Karena itulah, Rudi mengatakan masyarakat Enggano kemudian menuntut adanya percepatan pembangunan. Warga berharap kapal feri segera mampu pulih dan membawa penumpang serta barang ke dari dari Enggano.
Kenyataannya, sampai saat ini Rudi menyebut situasinya belum pulih benar. Sampai sekarang, kata dia, persoalan yang ada di alur masuk Pelabuhan Pulau Baai, yaitu pendangkalan belum terselesiakan. Bahkan setelah Presiden Prabowo Subiyanto mengeluarkan Inpres No. 12 tahun 2025, masalahnya juga belum selesai. Rudi menceritakan, kapal feri harus tergantung pada air pasang agar bisa masuk ke pelabuhan.

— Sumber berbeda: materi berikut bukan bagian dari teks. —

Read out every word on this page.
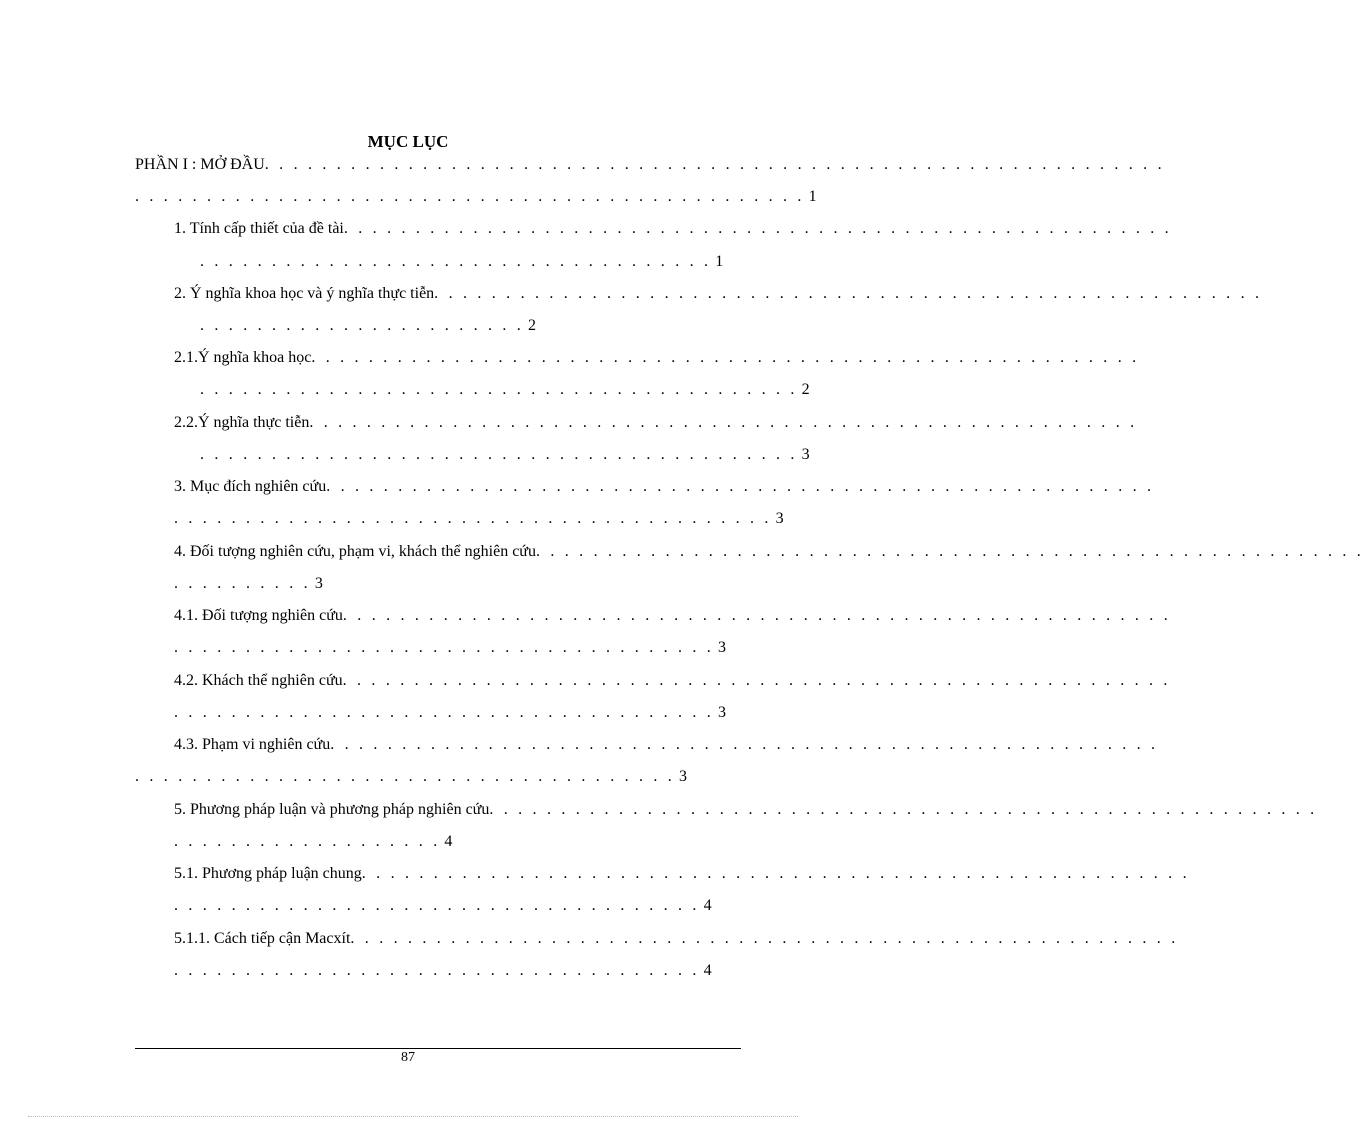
MỤC LỤC
PHẦN I : MỞ ĐẦU. . . . . . . . . . . . . . . . . . . . . . . . . . . . . . . . . . . . . . . . . . . . . . . . . . . . . . . . . . . . . . .
. . . . . . . . . . . . . . . . . . . . . . . . . . . . . . . . . . . . . . . . . . . . . . . 1
1. Tính cấp thiết của đề tài. . . . . . . . . . . . . . . . . . . . . . . . . . . . . . . . . . . . . . . . . . . . . . . . . . . . . . . . . .
. . . . . . . . . . . . . . . . . . . . . . . . . . . . . . . . . . . . 1
2. Ý nghĩa khoa học và ý nghĩa thực tiễn. . . . . . . . . . . . . . . . . . . . . . . . . . . . . . . . . . . . . . . . . . . . . . . . . . . . . . . . . .
. . . . . . . . . . . . . . . . . . . . . . . 2
2.1.Ý nghĩa khoa học. . . . . . . . . . . . . . . . . . . . . . . . . . . . . . . . . . . . . . . . . . . . . . . . . . . . . . . . . .
. . . . . . . . . . . . . . . . . . . . . . . . . . . . . . . . . . . . . . . . . . 2
2.2.Ý nghĩa thực tiễn. . . . . . . . . . . . . . . . . . . . . . . . . . . . . . . . . . . . . . . . . . . . . . . . . . . . . . . . . .
. . . . . . . . . . . . . . . . . . . . . . . . . . . . . . . . . . . . . . . . . . 3
3. Mục đích nghiên cứu. . . . . . . . . . . . . . . . . . . . . . . . . . . . . . . . . . . . . . . . . . . . . . . . . . . . . . . . . .
. . . . . . . . . . . . . . . . . . . . . . . . . . . . . . . . . . . . . . . . . . 3
4. Đối tượng nghiên cứu, phạm vi, khách thể nghiên cứu. . . . . . . . . . . . . . . . . . . . . . . . . . . . . . . . . . . . . . . . . . . . . . . . . . . . . . . . . .
. . . . . . . . . . 3
4.1. Đối tượng nghiên cứu. . . . . . . . . . . . . . . . . . . . . . . . . . . . . . . . . . . . . . . . . . . . . . . . . . . . . . . . . .
. . . . . . . . . . . . . . . . . . . . . . . . . . . . . . . . . . . . . . 3
4.2. Khách thể nghiên cứu. . . . . . . . . . . . . . . . . . . . . . . . . . . . . . . . . . . . . . . . . . . . . . . . . . . . . . . . . .
. . . . . . . . . . . . . . . . . . . . . . . . . . . . . . . . . . . . . . 3
4.3. Phạm vi nghiên cứu. . . . . . . . . . . . . . . . . . . . . . . . . . . . . . . . . . . . . . . . . . . . . . . . . . . . . . . . . .
. . . . . . . . . . . . . . . . . . . . . . . . . . . . . . . . . . . . . . 3
5. Phương pháp luận và phương pháp nghiên cứu. . . . . . . . . . . . . . . . . . . . . . . . . . . . . . . . . . . . . . . . . . . . . . . . . . . . . . . . . .
. . . . . . . . . . . . . . . . . . . 4
5.1. Phương pháp luận chung. . . . . . . . . . . . . . . . . . . . . . . . . . . . . . . . . . . . . . . . . . . . . . . . . . . . . . . . . .
. . . . . . . . . . . . . . . . . . . . . . . . . . . . . . . . . . . . . 4
5.1.1. Cách tiếp cận Macxít. . . . . . . . . . . . . . . . . . . . . . . . . . . . . . . . . . . . . . . . . . . . . . . . . . . . . . . . . .
. . . . . . . . . . . . . . . . . . . . . . . . . . . . . . . . . . . . . 4
87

Pelabuhan kapal feri di Kahyapu, Enggano. Credit: Supplied/Winarto Rudi Setiawan
Wilayahnya memang tidak sepenuhnya aman, karena berada di kawasan cincin api, yang membenteng sepanjang pantai barat Sumatera. Rudi ingat, pada 2007 pernah terjadi gempa besar 7,9 richter.

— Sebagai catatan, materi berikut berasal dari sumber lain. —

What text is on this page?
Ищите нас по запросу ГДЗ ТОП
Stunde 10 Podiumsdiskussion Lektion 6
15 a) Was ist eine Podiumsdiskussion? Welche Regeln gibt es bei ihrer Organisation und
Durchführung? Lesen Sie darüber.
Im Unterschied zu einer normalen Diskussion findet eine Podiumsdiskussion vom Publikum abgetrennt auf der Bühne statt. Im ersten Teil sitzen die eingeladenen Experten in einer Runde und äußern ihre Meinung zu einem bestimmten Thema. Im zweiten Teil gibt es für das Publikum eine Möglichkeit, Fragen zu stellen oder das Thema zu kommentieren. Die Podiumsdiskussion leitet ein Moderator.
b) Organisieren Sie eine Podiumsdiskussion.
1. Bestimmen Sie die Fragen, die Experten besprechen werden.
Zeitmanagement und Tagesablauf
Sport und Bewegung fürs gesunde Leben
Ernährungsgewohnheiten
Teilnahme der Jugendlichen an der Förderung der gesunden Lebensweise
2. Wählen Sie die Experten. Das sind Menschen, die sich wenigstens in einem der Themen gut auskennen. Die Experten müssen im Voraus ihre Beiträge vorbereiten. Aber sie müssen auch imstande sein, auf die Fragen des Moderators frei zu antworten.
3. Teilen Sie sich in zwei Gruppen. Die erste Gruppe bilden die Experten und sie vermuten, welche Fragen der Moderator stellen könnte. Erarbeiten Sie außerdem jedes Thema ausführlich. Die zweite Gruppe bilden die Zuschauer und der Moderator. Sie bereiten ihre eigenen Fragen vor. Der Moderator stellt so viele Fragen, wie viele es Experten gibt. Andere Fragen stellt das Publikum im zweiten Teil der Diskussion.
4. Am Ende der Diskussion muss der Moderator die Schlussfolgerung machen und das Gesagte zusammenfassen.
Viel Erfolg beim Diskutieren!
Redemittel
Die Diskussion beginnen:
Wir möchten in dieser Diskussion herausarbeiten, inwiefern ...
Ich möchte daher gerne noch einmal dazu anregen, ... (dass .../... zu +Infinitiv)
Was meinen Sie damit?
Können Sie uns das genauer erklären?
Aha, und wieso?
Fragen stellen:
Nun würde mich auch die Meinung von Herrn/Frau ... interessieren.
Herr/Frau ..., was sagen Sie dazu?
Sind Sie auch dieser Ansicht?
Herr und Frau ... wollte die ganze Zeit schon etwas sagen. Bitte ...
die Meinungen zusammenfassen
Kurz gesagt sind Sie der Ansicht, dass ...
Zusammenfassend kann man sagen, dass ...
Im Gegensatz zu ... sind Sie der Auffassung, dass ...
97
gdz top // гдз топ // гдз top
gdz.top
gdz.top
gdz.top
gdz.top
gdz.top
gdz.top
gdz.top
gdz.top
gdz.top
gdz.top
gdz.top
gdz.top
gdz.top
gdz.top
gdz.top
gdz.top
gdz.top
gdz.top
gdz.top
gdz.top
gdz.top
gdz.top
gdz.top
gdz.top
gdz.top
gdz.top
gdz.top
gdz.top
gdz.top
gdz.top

Rudi mempromosikan, produk pertanian yang dihasilkan Enggano punya kualitas lebih baik dibandingkan dari wilayah lain di Sumatra.
Pendangkalan pelabuhan yang telah terjadi dan berdampak sejak sekitar enam bulan lalu, telah menyadarkan betapa pentingnya fasilitas transportasi bagi Enggano. Kehidupan masyarakat terguncang hanya karena pasir memenuhi pelabuhan.
Karena itulah, menurut Rudi pemerintah pusat dalam hal ini presiden perlu mengeluarkan Inpres kedua, untuk memastikan bahwa upaya memperbaiki kondisi pelabuhan tidak berhenti. Pemerintah harus menyadari bahwa dibutuhkan tindakan terus menerus untuk menjamin pelabuhan bebas dari pendangkalan, dan kapal-kapal penyeberangan terawat dengan baik agar optimal melayani masyarakat.
Laporan-laporan media terbaru menyatakan bahwa Stok bahan pokok dan energi dinyatakan masih mencukupi. Pemerintah provinsi Bengkulu telah mengalokasikan dana darurat sebesar Rp5 miliar untuk kebutuhan mendesak di Enggano, termasuk bantuan sembako, transportasi gratis kapal, dan dukungan operasional.